Whatever the case, I was hard pressed to immediately explain his missing left foot.
“It hurts real bad,” he said.
“What happened?” I asked.
A few yards behind me, Newton had halted, rooting Minnie at a safe distance.
The mustachioed man wiggled the red bill of his cap, then set the whole thing back on his head, as if he were a small town mechanic about to explain the cost of a particularly severe repair.
“Well, I was across the way with Selma and we were thinking we’d try and see if we might find food and smokes, or that maybe there was information left over from when the Wally World was an evacuation point. We saw that someone setup those wrecks to keep folks out, but we figured there was coffee left at the donut place, and she, she…” his explanation became lost amongst his tears, and it was finally too much for Minnie, who broke free and rushed to the injured.
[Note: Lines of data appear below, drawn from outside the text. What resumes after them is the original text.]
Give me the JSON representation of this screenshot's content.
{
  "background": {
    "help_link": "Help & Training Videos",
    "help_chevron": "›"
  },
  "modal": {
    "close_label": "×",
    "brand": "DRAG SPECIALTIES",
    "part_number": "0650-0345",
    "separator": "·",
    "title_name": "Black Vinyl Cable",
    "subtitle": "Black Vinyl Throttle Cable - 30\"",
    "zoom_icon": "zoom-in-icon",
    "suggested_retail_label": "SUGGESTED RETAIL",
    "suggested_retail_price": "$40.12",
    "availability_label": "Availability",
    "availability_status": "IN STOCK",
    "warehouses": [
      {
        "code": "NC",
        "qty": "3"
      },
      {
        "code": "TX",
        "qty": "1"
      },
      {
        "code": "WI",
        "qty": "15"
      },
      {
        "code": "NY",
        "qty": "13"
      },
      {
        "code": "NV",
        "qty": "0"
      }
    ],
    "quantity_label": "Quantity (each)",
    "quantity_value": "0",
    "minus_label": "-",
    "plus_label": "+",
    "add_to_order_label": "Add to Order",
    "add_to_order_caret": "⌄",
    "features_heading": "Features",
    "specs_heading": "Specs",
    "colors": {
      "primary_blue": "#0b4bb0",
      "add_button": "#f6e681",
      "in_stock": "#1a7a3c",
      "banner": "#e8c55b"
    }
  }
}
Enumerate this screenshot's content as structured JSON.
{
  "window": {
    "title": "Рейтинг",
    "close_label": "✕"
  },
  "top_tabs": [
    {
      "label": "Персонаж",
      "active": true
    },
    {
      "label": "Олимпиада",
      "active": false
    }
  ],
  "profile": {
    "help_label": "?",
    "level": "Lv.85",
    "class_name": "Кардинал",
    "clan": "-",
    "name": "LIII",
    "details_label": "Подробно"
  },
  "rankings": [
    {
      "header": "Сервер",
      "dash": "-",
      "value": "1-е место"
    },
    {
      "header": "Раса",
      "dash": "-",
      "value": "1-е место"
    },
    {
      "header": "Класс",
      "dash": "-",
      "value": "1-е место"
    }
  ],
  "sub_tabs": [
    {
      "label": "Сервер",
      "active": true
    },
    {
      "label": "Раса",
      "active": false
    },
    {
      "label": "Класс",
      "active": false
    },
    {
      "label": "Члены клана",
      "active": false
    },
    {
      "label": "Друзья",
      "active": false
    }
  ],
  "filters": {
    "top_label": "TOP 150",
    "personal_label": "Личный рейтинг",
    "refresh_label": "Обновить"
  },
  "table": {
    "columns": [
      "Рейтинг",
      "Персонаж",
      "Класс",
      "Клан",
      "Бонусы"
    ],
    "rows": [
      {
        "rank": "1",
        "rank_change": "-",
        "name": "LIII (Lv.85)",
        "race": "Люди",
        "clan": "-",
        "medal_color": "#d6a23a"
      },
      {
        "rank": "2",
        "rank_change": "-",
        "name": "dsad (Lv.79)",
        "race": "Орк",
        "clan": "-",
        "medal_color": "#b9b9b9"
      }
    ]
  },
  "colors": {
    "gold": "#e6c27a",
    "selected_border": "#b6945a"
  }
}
Frankly, I was surprised he was so coherent, considering his apparently relatively fresh amputation.
Continuing to cry, Selma’s beau took Minnie’s hand in his own. Newton and I were rapidly closing the distance even as he continued.
“She was gonna murder me. Her thoughts were whispering it for days, but I reckoned I was just hearing the meth. Then she cuffed my leg to a booth and abandoned me with only a dozen god damn stale croissants to snack on. I showed her.” From beneath his muck-encrusted plaid shirt, the storyteller brought up a gory folding knife, miming his escape while maintaining his grip on the teen. He smiled. “Staggered on for a while, but I don’t know how long I’ve lied out. Must’a slept here last night, though.”
Somehow he’d managed to tourniquet the wound with a green and white bungee cable.
Maybe it was my and Newton’s approach, or perhaps it was Minnie trying to pry herself from his grasp, but his face sharpened.
In a flat voice, he said, “you too, huh?”
His first stabbing swing was a miss, but, before he could properly bring his weapon around, his captive began to stomp wildly. We were immediately beside her, but, as we endeavoured to intervene, her simple white sneaker had a shattering confrontation with her assailant’s neck.
There was a snap, followed by a brief silence.
While Minnie wept, and Newton cooed, I searched the body for keys.
I found nothing more than a half-eaten puff pastry, but, in my distraction, I missed the girl pocketing the dead man’s blade.